Movember is a moustache growing movement geared toward bringing awareness for men’s health issues in the month of November. The Movember Foundation helps fund over 1,000 projects for improving men’s health problems, including prostate cancer.
In the U.S., there will be an estimated 220,800 new prostate cancer cases and 25,540 prostate cancer-related deaths in 2015, according to the American Cancer Society. Overall, prostate cancer is considered to be the second most common cancer around the world.

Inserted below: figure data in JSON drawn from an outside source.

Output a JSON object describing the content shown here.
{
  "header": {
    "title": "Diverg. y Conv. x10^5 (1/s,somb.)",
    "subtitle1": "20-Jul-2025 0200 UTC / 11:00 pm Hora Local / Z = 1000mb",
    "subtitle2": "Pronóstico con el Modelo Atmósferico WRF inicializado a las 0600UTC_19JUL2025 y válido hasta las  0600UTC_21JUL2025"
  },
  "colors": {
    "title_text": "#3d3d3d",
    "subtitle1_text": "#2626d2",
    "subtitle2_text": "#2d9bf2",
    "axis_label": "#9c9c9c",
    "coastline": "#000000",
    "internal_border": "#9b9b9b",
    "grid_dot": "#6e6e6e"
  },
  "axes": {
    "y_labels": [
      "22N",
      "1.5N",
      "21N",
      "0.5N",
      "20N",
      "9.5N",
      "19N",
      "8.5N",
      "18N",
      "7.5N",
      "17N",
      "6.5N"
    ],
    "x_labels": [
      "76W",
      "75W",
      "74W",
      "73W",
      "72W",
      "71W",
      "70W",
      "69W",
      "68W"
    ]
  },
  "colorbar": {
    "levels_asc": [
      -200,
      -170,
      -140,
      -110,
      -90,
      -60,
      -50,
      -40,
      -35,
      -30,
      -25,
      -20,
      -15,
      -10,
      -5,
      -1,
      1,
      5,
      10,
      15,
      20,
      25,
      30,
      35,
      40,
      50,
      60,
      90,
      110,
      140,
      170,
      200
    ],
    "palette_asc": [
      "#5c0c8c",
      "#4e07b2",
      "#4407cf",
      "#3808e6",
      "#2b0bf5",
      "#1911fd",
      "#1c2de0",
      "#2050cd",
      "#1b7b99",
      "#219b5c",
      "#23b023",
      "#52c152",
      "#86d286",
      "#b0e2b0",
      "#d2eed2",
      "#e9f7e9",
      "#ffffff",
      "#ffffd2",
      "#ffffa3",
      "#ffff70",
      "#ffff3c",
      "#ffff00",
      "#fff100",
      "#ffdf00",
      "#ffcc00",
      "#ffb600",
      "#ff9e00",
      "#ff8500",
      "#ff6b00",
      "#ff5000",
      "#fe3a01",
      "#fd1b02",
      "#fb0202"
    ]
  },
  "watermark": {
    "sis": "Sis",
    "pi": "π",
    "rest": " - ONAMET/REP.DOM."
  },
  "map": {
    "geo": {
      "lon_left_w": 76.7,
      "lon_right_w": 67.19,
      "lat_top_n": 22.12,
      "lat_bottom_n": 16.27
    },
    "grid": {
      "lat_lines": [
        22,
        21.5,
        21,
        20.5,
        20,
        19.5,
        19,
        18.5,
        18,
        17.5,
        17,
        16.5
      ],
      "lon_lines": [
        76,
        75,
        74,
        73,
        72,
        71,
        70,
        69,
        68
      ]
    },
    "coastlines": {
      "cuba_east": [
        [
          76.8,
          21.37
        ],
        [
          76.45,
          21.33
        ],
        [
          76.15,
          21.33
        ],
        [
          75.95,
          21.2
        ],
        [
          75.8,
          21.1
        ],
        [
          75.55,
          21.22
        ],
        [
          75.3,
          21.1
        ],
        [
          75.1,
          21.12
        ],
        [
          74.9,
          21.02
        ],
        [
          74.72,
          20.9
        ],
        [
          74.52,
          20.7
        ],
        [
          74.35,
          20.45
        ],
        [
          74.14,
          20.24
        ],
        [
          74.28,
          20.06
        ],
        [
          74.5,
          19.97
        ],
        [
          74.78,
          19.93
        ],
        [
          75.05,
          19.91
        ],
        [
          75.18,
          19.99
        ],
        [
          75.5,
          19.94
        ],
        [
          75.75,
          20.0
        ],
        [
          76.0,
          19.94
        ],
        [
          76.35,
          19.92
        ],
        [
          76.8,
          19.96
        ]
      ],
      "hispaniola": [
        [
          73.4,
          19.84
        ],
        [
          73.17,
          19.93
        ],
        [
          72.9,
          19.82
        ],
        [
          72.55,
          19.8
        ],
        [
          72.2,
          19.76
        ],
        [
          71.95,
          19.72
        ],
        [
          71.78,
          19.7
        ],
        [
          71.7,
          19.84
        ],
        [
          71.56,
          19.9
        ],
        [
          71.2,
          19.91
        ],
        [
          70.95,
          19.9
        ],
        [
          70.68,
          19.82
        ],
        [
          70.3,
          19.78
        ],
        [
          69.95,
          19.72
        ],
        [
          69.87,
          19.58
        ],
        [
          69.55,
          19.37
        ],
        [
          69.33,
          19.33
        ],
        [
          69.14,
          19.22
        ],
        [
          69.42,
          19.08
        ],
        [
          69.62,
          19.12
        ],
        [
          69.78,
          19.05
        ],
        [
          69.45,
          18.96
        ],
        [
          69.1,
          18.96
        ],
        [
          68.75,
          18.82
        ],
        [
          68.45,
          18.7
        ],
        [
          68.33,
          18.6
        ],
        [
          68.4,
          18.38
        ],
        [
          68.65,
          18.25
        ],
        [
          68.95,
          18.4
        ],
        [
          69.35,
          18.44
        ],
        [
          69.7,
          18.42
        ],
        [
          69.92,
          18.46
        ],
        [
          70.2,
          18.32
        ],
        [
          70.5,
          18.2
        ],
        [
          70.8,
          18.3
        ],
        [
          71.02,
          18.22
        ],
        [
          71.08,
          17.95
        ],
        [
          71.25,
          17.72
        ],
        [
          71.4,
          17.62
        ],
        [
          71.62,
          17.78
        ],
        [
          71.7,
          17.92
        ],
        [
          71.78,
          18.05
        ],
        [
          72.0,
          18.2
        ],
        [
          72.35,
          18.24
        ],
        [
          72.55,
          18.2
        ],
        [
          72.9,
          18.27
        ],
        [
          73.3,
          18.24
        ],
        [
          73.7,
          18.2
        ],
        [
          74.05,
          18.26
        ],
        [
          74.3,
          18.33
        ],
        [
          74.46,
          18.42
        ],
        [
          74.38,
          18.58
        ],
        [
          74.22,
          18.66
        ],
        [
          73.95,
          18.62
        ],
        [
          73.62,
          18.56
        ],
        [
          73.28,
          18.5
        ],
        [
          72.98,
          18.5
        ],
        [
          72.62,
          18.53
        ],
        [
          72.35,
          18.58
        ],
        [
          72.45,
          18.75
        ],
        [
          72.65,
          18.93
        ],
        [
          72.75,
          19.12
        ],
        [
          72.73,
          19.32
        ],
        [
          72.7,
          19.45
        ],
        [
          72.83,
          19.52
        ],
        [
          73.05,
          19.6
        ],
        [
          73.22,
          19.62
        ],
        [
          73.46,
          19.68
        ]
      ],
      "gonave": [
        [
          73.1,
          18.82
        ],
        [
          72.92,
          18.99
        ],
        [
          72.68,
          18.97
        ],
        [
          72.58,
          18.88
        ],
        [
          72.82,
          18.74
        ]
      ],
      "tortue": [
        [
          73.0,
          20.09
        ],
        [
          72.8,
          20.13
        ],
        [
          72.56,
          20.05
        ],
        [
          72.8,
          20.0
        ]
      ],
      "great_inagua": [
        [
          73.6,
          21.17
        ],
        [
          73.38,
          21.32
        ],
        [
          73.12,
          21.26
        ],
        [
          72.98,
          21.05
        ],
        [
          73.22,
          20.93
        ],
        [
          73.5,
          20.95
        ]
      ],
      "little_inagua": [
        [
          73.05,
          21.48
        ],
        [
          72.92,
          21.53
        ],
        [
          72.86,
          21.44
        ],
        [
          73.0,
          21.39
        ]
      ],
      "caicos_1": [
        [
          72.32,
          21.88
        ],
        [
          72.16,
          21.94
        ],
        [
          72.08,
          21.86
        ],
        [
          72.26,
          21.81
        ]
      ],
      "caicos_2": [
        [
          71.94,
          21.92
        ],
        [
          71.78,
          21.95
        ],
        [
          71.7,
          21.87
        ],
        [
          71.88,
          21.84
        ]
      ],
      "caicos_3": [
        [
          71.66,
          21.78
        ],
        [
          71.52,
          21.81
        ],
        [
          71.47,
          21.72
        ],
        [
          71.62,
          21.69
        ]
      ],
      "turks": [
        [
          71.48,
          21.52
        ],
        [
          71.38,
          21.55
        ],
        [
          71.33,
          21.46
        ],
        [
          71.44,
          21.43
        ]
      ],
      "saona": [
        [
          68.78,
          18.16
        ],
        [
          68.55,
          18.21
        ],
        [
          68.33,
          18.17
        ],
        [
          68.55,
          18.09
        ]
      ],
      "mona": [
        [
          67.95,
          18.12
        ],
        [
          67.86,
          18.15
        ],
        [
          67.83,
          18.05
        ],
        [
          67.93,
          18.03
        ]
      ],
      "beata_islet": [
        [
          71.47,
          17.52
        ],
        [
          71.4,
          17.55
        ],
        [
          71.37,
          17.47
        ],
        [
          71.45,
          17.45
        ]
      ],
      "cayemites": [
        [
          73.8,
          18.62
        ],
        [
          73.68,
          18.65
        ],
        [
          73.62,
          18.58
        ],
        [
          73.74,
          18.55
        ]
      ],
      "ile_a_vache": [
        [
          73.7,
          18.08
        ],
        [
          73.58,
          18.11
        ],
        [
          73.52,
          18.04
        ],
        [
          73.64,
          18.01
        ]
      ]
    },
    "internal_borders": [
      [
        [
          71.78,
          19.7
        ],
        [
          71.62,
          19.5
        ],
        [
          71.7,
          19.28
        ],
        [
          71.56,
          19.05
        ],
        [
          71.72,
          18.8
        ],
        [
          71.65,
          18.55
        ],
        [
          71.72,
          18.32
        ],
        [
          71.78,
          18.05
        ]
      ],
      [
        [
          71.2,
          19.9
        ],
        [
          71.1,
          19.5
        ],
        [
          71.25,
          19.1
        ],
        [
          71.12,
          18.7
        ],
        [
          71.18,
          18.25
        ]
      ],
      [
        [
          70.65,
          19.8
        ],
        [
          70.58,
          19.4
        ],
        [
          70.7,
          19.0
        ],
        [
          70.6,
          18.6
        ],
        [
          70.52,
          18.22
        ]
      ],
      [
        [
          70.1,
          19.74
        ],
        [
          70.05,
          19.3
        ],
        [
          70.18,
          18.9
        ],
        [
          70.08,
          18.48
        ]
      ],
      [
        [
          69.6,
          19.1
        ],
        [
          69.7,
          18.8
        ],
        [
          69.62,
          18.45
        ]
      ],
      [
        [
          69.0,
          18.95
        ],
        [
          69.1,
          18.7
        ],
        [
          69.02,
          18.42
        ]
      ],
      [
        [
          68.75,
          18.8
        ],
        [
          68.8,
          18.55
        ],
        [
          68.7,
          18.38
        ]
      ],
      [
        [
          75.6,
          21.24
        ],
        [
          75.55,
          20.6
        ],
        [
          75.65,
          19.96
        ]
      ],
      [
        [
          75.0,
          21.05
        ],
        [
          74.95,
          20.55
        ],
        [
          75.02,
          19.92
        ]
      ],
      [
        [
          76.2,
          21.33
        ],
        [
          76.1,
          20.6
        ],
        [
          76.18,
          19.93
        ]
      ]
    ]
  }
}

There were more than 1.2 million prostate cases diagnosed in 2012.
It is generally recommended that men older than 50 get annual prostate exams in order to rule out prostate cancer. The most common screening test for prostate cancer is a digital rectal examination and a blood test for prostate-specific antigens (PSA). Screening is sometimes done earlier in men with a family history of prostate cancer.
In a new study published in the journal The Lancet Oncology, researchers from the Karolinska Institutet in Sweden have discovered a new prostate cancer test that can better detect aggressive cancer earlier than a PSA. It could also lower the amount of unnecessary biopsies and false positive tests.
“PSA can’t distinguish between aggressive and benign cancer,” explains lead study author Dr. Henrik Gronberg, who is a professor of cancer epidemiology at Karolinska Institutet. “Today, men who don’t have cancer or who have a form of cancer that doesn’t need treating must go through an unnecessary, painful and sometimes dangerous course of treatment. On top of this, PSA misses many aggressive cancers. We therefore decided to develop a more precise test that could potentially replace PSA.”
The new prostate cancer detection blood test is called the STHLM3 test. It analyzes over 200 genetic markers, a combination of six protein biomarkers, and clinical data that includes family history, age, and previous prostate biopsies. The STHLM3 test combines the plasma protein biomarkers—free PSA, PSA, hK2, intact PSA, M1C1, and MSMB.
The Karolinska Institutet researchers developed the STHLM3 test in conjunction with the biotechnology product development company called Thermo Fisher Scientific. The biotech company provided the genetic marker and protein assays for the clinical trial.
For the study, 58,818 men from Stockholm were included in the trial between 2012 and 2014. The men were without prostate cancer and between the ages of 50 and 69 years old. The PSA and STHLM3 tests were performed on all study participants before being compared. The results found that the STHLM3 test decreased the amount of biopsies by 30%. The test also found aggressive prostate cancers with low PSA values. These are cancers that often go undetected. The STHLM3 test didn’t compromise patient safety.
The STHLM3 test will be available in Sweden by March of 2016. The research team is now set to validate their results in other ethnic groups and countries. The Stockholm County Council funded the study.
Prostate cancer can be indicated if a person experiences certain symptoms. In this case, it is best to connect your doctor immediately. The most common prostate cancer symptoms include difficulty urinating, frequently urinating at night, interrupted or weak urine flow, burning or painful urination, problems with painful ejaculation or having an erection, blood found in the semen or urine, and frequent stiffness or pain in the person’s upper thighs, hips, or lower back.
Sources for Today’s Article:
Gronberg, H., et al., “Prostate cancer screening in men aged 50-69 (STHLM3): a prospective population-based diagnostic study,” The Lancet Oncology, 2015; doi: 10.1016/S1470-2045(15)00361-7.
“New test for prostate cancer significantly improves screening,” Karolinska Institutet web site, November 10, 2015; http://ki.se/en/news/new-test-for-prostate-cancer-significantly-improves-screening.
Murray, M., N.D., et al, The Encyclopedia of Natural Medicine: Third Edition (New York: First Atria Paperback, 2012), 903-923.